The web giants are definitely going through a period of violent upheaval. Just a month ago, it was reported that senators U.S. had presented a bill to force companies of technology to disclose the net value of personal data to users who collect on them.
Shortly before, a judge of the Court of Chancery of Delaware ordered Mark Zuckerberg's company to disclose to shareholders information and documents on how they are processed, protect and exploit the personal data of users.
These two seemingly isolated events are in fact just links in a chain born out of the widespread loss of confidence in the ability of the web titans to protect the user data they collect.
Other event what happens to the first two in a relatively short period of time is the threat looming over big technology, especially Facebook and Google in particular in Australia.
In fact, after a survey carried out for a year and a half in the two companies, the Australian Competition and Consumer Commission (ACCC), the Commission concluded the need for a regulator reinforced, with power to control the operation of Google and Facebook.
For the Commission believes that it should be able to "proactively monitor" whether the algorithms of the tech giants are stifling the competition. The two companies could soon be forced to reveal all the secrets of the algorithms that made their success.
Which, in itself, it could be a deeply unpleasant exercise for both Google and Facebookas both are known to keep quiet around the details of how their algorithms work.

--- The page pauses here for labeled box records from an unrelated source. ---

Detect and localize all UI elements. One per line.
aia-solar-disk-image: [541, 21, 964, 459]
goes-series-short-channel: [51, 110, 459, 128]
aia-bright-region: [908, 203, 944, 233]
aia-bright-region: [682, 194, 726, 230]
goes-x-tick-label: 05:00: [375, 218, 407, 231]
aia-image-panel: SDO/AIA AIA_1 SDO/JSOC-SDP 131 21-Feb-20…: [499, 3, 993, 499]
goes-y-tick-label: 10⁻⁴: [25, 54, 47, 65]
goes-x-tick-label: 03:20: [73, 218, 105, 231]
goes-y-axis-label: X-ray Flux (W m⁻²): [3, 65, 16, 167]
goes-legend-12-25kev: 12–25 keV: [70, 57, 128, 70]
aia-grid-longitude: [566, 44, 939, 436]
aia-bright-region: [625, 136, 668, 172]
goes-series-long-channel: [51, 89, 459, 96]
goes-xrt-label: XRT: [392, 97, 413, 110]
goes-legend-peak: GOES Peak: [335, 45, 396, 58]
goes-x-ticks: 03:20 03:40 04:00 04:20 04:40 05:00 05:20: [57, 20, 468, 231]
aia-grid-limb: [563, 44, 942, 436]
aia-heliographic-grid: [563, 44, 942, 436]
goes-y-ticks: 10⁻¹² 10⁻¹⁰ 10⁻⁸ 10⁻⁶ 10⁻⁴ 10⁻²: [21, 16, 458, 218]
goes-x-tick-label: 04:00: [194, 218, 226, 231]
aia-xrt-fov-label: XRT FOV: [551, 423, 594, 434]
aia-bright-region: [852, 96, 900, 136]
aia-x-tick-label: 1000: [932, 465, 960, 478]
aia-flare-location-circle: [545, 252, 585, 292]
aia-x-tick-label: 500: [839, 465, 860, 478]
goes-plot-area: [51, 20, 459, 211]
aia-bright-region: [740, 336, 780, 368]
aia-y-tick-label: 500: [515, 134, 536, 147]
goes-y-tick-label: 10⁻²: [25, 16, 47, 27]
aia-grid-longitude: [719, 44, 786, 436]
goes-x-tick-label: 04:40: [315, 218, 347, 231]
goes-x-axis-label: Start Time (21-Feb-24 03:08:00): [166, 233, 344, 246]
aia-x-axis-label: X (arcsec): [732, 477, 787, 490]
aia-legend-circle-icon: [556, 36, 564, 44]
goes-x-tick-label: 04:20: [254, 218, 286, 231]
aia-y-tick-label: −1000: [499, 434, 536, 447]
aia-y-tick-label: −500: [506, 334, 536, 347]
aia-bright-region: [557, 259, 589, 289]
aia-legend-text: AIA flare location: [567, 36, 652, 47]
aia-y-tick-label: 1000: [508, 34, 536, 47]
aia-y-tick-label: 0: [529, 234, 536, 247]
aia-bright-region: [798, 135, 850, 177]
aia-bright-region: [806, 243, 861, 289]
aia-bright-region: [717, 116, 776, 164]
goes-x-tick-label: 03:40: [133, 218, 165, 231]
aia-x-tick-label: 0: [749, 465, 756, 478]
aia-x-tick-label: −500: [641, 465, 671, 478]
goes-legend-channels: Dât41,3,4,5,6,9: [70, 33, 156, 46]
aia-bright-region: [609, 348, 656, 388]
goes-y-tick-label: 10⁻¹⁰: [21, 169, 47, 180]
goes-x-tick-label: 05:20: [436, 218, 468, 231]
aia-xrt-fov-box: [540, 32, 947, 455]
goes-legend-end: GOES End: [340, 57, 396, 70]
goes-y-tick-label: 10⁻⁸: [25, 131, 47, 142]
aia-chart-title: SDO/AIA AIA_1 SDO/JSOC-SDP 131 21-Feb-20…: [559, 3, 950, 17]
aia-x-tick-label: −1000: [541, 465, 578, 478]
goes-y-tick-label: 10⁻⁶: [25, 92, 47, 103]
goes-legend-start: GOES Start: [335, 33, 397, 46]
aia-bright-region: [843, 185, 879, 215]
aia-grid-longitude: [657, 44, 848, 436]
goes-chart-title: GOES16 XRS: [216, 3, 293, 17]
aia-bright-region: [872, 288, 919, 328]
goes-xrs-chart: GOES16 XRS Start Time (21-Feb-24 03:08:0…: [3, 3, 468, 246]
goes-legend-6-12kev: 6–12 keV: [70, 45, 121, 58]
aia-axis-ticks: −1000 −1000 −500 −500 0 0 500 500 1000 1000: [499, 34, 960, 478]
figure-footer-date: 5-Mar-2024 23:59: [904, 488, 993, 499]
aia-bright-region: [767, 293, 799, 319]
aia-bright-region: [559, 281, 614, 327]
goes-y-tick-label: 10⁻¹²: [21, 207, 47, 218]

If implemented, the ACCC report's recommendations would be one of the least lenient regulations in the world.
However, the means by which Australian authorities plan to dissect Google and Facebook algorithms to assess its impact on the competition remain a mystery. On the other hand, the report recommends the creation of a new organization within the ACCC.
This would be a "Digital Platforms Branch" that would proactively monitor the behavior of digital platforms and investigate the potentially anti-competitive behavior of digital platforms.
So to allow this surveillance to go smoothly and above all to be truly efficient, the report recommends that the Australian government launch a public investigation aimed at forcing companies to disclose all the information they need to understand how they work. internally.
"ACCC is also concerned about the large amount and diversity of data collected by digital platforms such as Google and Facebook on Australian consumers, which goes beyond the data that users actively provide when using digital platforms"
The Commission also examined the fake news case for which he advocated the adoption of a new code of conduct to which all digital platforms would be subject with more than one million monthly users.
And finally the Australian regulator report is obviously back on Google's recurring trend of putting its own services as default services on millions of Android devices.
He recommended that the Silicon Valley company be required to offer Australian users the option to choose whether, for example, they want to use Google Chrome by default or not.
According to the Wall Street Journal, a Google representative said the company "would engage with the government with recommendations."
Facebook's response is still awaitedreports the newspaper. What you did not expect, are the opinions of Internet users. The trend is quite unanimous in their ranks.
For the most part, they think that this report is just another regulatory effort that will lead nowhere, as the Australian authorities have, in their view, no real way to force Google and Facebook to disclose the actual algorithms.
For them, the two companies could give Australian authorities 10 years of algorithms that they would only see shoot up.